Dans une note parvenue à la rédaction de Radio Maendeleo, cette structure fonde son alerte sur plusieurs plaintes de parents d’élèves enregistrées dans différents territoires de la province, particulièrement à Kalonge, dans le territoire de Kalehe.
Selon cette correspondance, des sommes variant entre 20 000 et 40 000 francs congolais sont exigées pour l’inscription d’un enfant dans différentes classes de l’enseignement primaire au sein des écoles publiques et conventionnées.
Pour l’organisation, cette pratique contribue à l’exclusion de nombreux enfants, en particulier ceux issus de familles vulnérables, les déplacés et les retournés, dans un contexte où les ménages font face à une grave crise économique.

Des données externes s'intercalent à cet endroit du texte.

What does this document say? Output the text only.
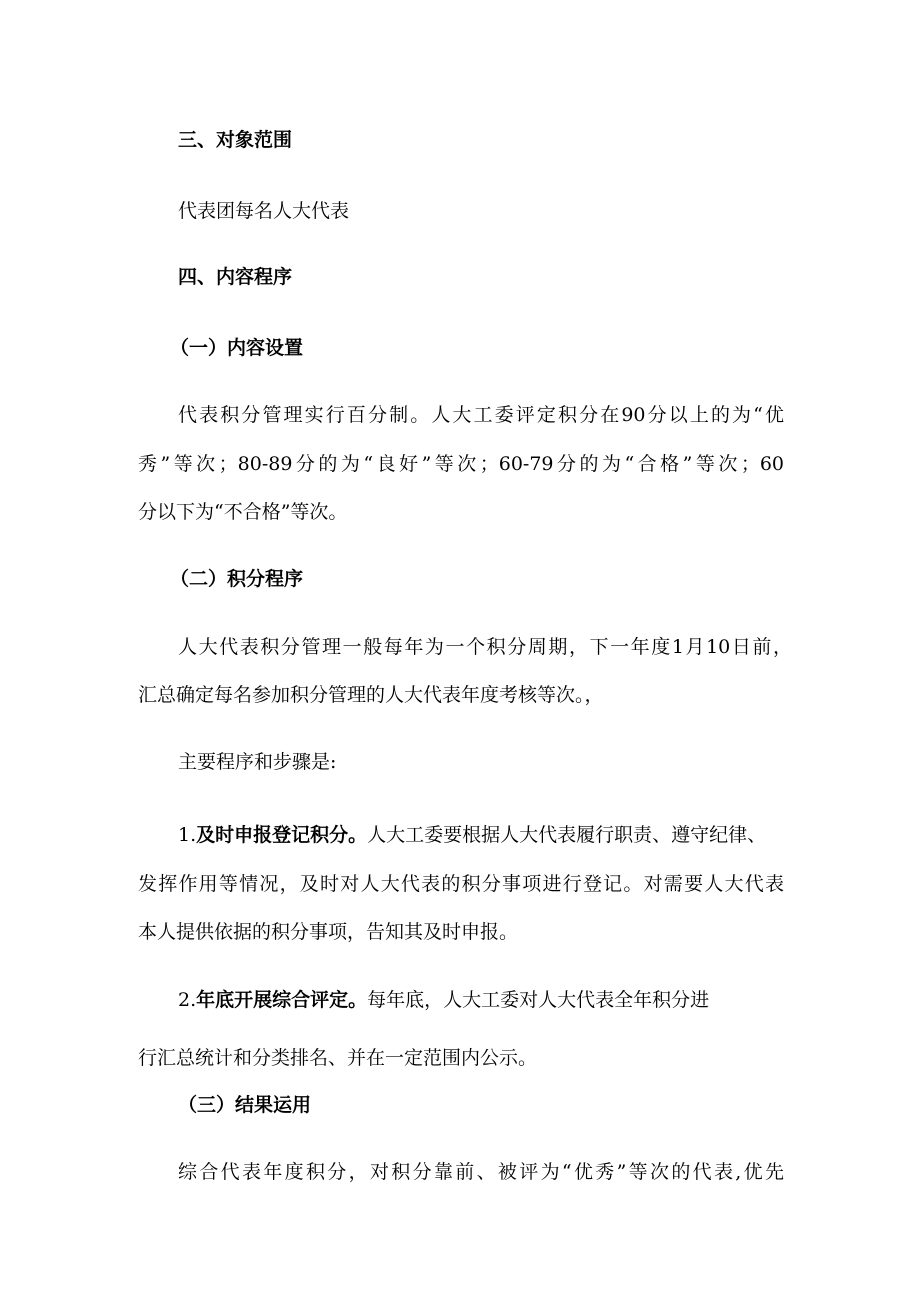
三、对象范围

代表团每名人大代表

四、内容程序

（一）内容设置

代表积分管理实行百分制。人大工委评定积分在90分以上的为“优

秀”等次；80-89分的为“良好”等次；60-79分的为“合格”等次；60

分以下为“不合格”等次。

（二）积分程序

人大代表积分管理一般每年为一个积分周期，下一年度1月10日前，

汇总确定每名参加积分管理的人大代表年度考核等次。，

主要程序和步骤是:

1.及时申报登记积分。人大工委要根据人大代表履行职责、遵守纪律、

发挥作用等情况，及时对人大代表的积分事项进行登记。对需要人大代表

本人提供依据的积分事项，告知其及时申报。

2.年底开展综合评定。每年底，人大工委对人大代表全年积分进

行汇总统计和分类排名、并在一定范围内公示。

（三）结果运用

综合代表年度积分，对积分靠前、被评为“优秀”等次的代表,优先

L’ASSIPROPED craint une augmentation de la déperdition scolaire, avec de nombreux enfants qui risquent d’évoluer en dehors du système éducatif. Une situation qui les rendrait davantage vulnérables au recrutement par des groupes armés ou à l’exploitation à travers des travaux pénibles, compromettant ainsi leur avenir.
Le président de l’ASSIPROPED, Théophile Nyakarale, estime que cette pratique est contraire aux textes légaux garantissant la gratuité de l’enseignement primaire.
Il plaide pour la suppression de ces frais d’inscription non réglementés, le renforcement du contrôle dans les établissements scolaires publics ainsi que l’application effective des mesures garantissant la gratuité de l’enseignement primaire.
En réaction, des sources proches de l’Inspection principale provinciale de l’Éducation précisent que les frais perçus pour l’inscription des élèves dans les écoles primaires et secondaires publiques et conventionnées figurent parmi les frais illégaux, conformément à l’arrêté du gouverneur fixant les frais de scolarité.
Ces sources rappellent également que les tests d’admission organisés, notamment pour les élèves provenant de sixième année primaire ou de huitième année, sont eux aussi considérés comme illégaux, les concernés ayant déjà été soumis respectivement au TENAFEP et au TENASOSP.